Le chrétien seul est riche.

Le chrétien seul est riche. Le Pédagogue – 3, 6, 35, 2.

Nous oublions, semble-t-il, que celui-là seul est riche qui possède ce qu’il y a de plus précieux. Or ce qui est de grand prix, ce n’est ni les perles, ni l’argent, ni les habits magnifiques, ni la beauté du corps, mais la vertu, c’est-à-dire le Verbe communiqué par le Pédagogue en vue de l’acquisition de la vertu.

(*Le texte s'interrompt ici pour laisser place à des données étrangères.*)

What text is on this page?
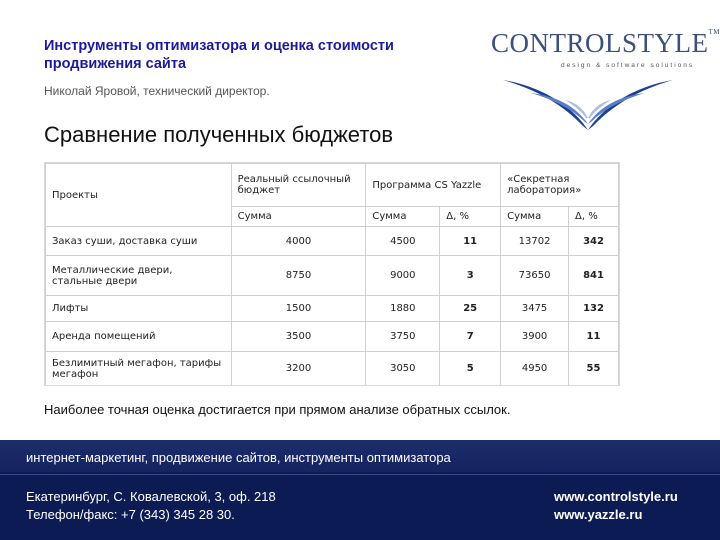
Инструменты оптимизатора и оценка стоимости продвижения сайта
Николай Яровой, технический директор.
CONTROLSTYLE™
design & software solutions
Сравнение полученных бюджетов
Проекты	Реальный ссылочный бюджет	Программа CS Yazzle		«Секретная лаборатория»	
	Сумма	Сумма	Δ, %	Сумма	Δ, %
Заказ суши, доставка суши	4000	4500	11	13702	342
Металлические двери, стальные двери	8750	9000	3	73650	841
Лифты	1500	1880	25	3475	132
Аренда помещений	3500	3750	7	3900	11
Безлимитный мегафон, тарифы мегафон	3200	3050	5	4950	55
Наиболее точная оценка достигается при прямом анализе обратных ссылок.
интернет-маркетинг, продвижение сайтов, инструменты оптимизатора
Екатеринбург, С. Ковалевской, 3, оф. 218
Телефон/факс: +7 (343) 345 28 30.
www.controlstyle.ru
www.yazzle.ru
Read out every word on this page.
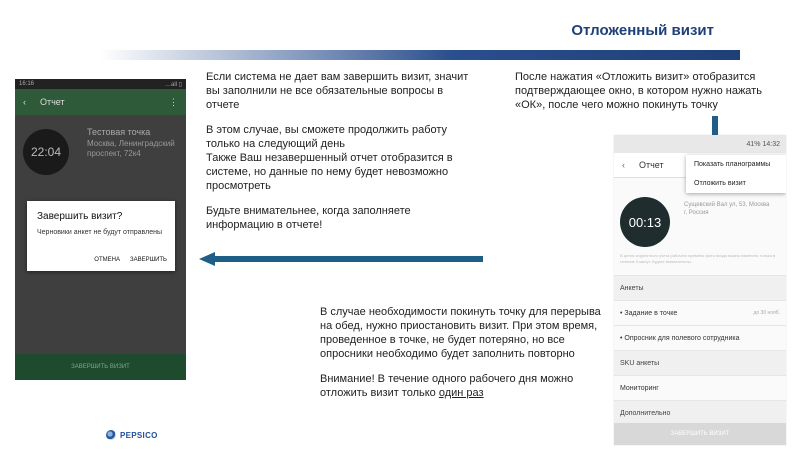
Отложенный визит
16:16	…all ▯
‹ Отчет	⋮
22:04
Тестовая точка
Москва, Ленинградский проспект, 72к4
Завершить визит?
Черновики анкет не будут отправлены
ОТМЕНА ЗАВЕРШИТЬ
ЗАВЕРШИТЬ ВИЗИТ

Если система не дает вам завершить визит, значит вы заполнили не все обязательные вопросы в отчете

В этом случае, вы сможете продолжить работу только на следующий день
Также Ваш незавершенный отчет отобразится в системе, но данные по нему будет невозможно просмотреть

Будьте внимательнее, когда заполняете информацию в отчете!

После нажатия «Отложить визит» отобразится подтверждающее окно, в котором нужно нажать «ОК», после чего можно покинуть точку
41% 14:32
‹ Отчет	Показать планограммы
Отложить визит
00:13
Сущевский Вал ул, 53, Москва г, Россия
В целях корректного учета рабочего времени фото входа можно изменить только в течение 5 минут. Будьте внимательны.
Анкеты
• Задание в точке	до 30 нояб.
• Опросник для полевого сотрудника
SKU анкеты
Мониторинг
Дополнительно
ЗАВЕРШИТЬ ВИЗИТ

В случае необходимости покинуть точку для перерыва на обед, нужно приостановить визит. При этом время, проведенное в точке, не будет потеряно, но все опросники необходимо будет заполнить повторно

Внимание! В течение одного рабочего дня можно отложить визит только один раз

PEPSICO
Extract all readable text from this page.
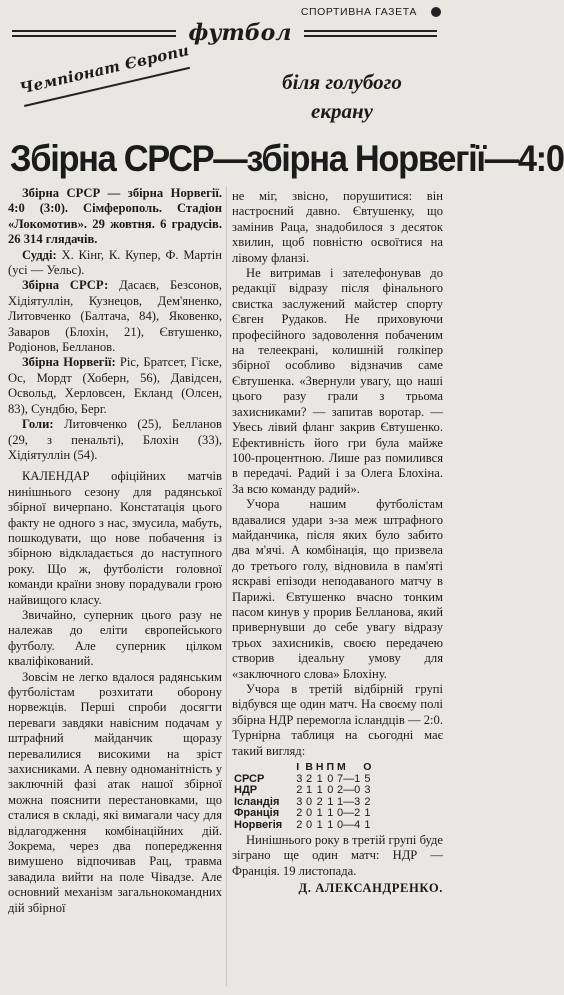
СПОРТИВНА ГАЗЕТА
футбол
Чемпіонат Європи	біля голубого
екрану
Збірна СРСР—збірна Норвегії—4:0

Збірна СРСР — збірна Норвегії. 4:0 (3:0). Сімферополь. Стадіон «Локомотив». 29 жовтня. 6 градусів. 26 314 глядачів.

Судді: Х. Кінг, К. Купер, Ф. Мартін (усі — Уельс).

Збірна СРСР: Дасаєв, Безсонов, Хідіятуллін, Кузнецов, Дем'яненко, Литовченко (Балтача, 84), Яковенко, Заваров (Блохін, 21), Євтушенко, Родіонов, Белланов.

Збірна Норвегії: Ріс, Братсет, Гіске, Ос, Мордт (Хоберн, 56), Давідсен, Освольд, Херловсен, Екланд (Олсен, 83), Сундбю, Берг.

Голи: Литовченко (25), Белланов (29, з пенальті), Блохін (33), Хідіятуллін (54).

КАЛЕНДАР офіційних матчів нинішнього сезону для радянської збірної вичерпано. Констатація цього факту не одного з нас, змусила, мабуть, пошкодувати, що нове побачення із збірною відкладається до наступного року. Що ж, футболісти головної команди країни знову порадували грою найвищого класу.

Звичайно, суперник цього разу не належав до еліти європейського футболу. Але суперник цілком кваліфікований.

Зовсім не легко вдалося радянським футболістам розхитати оборону норвежців. Перші спроби досягти переваги завдяки навісним подачам у штрафний майданчик щоразу перевалилися високими на зріст захисниками. А певну одноманітність у заключній фазі атак нашої збірної можна пояснити перестановками, що сталися в складі, які вимагали часу для відлагодження комбінаційних дій. Зокрема, через два попередження вимушено відпочивав Рац, травма завадила вийти на поле Чівадзе. Але основний механізм загальнокомандних дій збірної

не міг, звісно, порушитися: він настроєний давно. Євтушенку, що замінив Раца, знадобилося з десяток хвилин, щоб повністю освоїтися на лівому фланзі.

Не витримав і зателефонував до редакції відразу після фінального свистка заслужений майстер спорту Євген Рудаков. Не приховуючи професійного задоволення побаченим на телеекрані, колишній голкіпер збірної особливо відзначив саме Євтушенка. «Звернули увагу, що наші цього разу грали з трьома захисниками? — запитав воротар. — Увесь лівий фланг закрив Євтушенко. Ефективність його гри була майже 100-процентною. Лише раз помилився в передачі. Радий і за Олега Блохіна. За всю команду радий».

Учора нашим футболістам вдавалися удари з-за меж штрафного майданчика, після яких було забито два м'ячі. А комбінація, що призвела до третього голу, відновила в пам'яті яскраві епізоди неподаваного матчу в Парижі. Євтушенко вчасно тонким пасом кинув у прорив Белланова, який привернувши до себе увагу відразу трьох захисників, своєю передачею створив ідеальну умову для «заключного слова» Блохіну.

Учора в третій відбірній групі відбувся ще один матч. На своєму полі збірна НДР перемогла ісландців — 2:0. Турнірна таблиця на сьогодні має такий вигляд:

	І	В	Н	П	М	О
СРСР	3	2	1	0	7—1	5
НДР	2	1	1	0	2—0	3
Ісландія	3	0	2	1	1—3	2
Франція	2	0	1	1	0—2	1
Норвегія	2	0	1	1	0—4	1

Нинішнього року в третій групі буде зіграно ще один матч: НДР — Франція. 19 листопада.

Д. АЛЕКСАНДРЕНКО.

Ce Verbe fait abjurer les vaines délices, demande le concours de l’effort personnel, et loue la frugalité, fille de la tempérance : « Préférez, dit-il, mes enseignements à l’argent, et la science à l’or le plus pur : car la sagesse est meilleure que les perles, et aucune pierre précieuse ne l’égale» [Prv 8, 10 sq]. Et encore: «Mes fruits sont meilleurs que l’or, que les pierres précieuses et que l’argent ; mes dons valent mieux que l’argent le plus pur » [ib. 19]. 4. S’il faut encore préciser, nous demanderons si le riche est celui qui possède de grands biens et qui est rempli d’or comme une vile bourse, ou si ce n’est pas plutôt celui qui est plein de justice et de beauté (car l’ordre est la vraie beauté), et qui sait, comme il le doit, montrer sa modération dans l’administration de ses biens et leur distribution à ses frères. 5. «Plus ils sèment, plus ils récoltent» [Prv 11, 24] ; et de ceux-là il est écrit: «Il a donné et distribué ses biens aux pauvres; sa justice subsistera dans les siècles» [Ps 111, 9]. Ce n’est donc pas celui qui possède et qui garde son trésor, c’est celui qui donne qui est riche. La générosité, non la possession, rend l’homme heureux. Bien donner, c’est le fruit de l’âme. 36, 1. La richesse est donc dans l’âme, et les vrais biens ne peuvent être acquis que par les bons, et les bons ce sont les chrétiens.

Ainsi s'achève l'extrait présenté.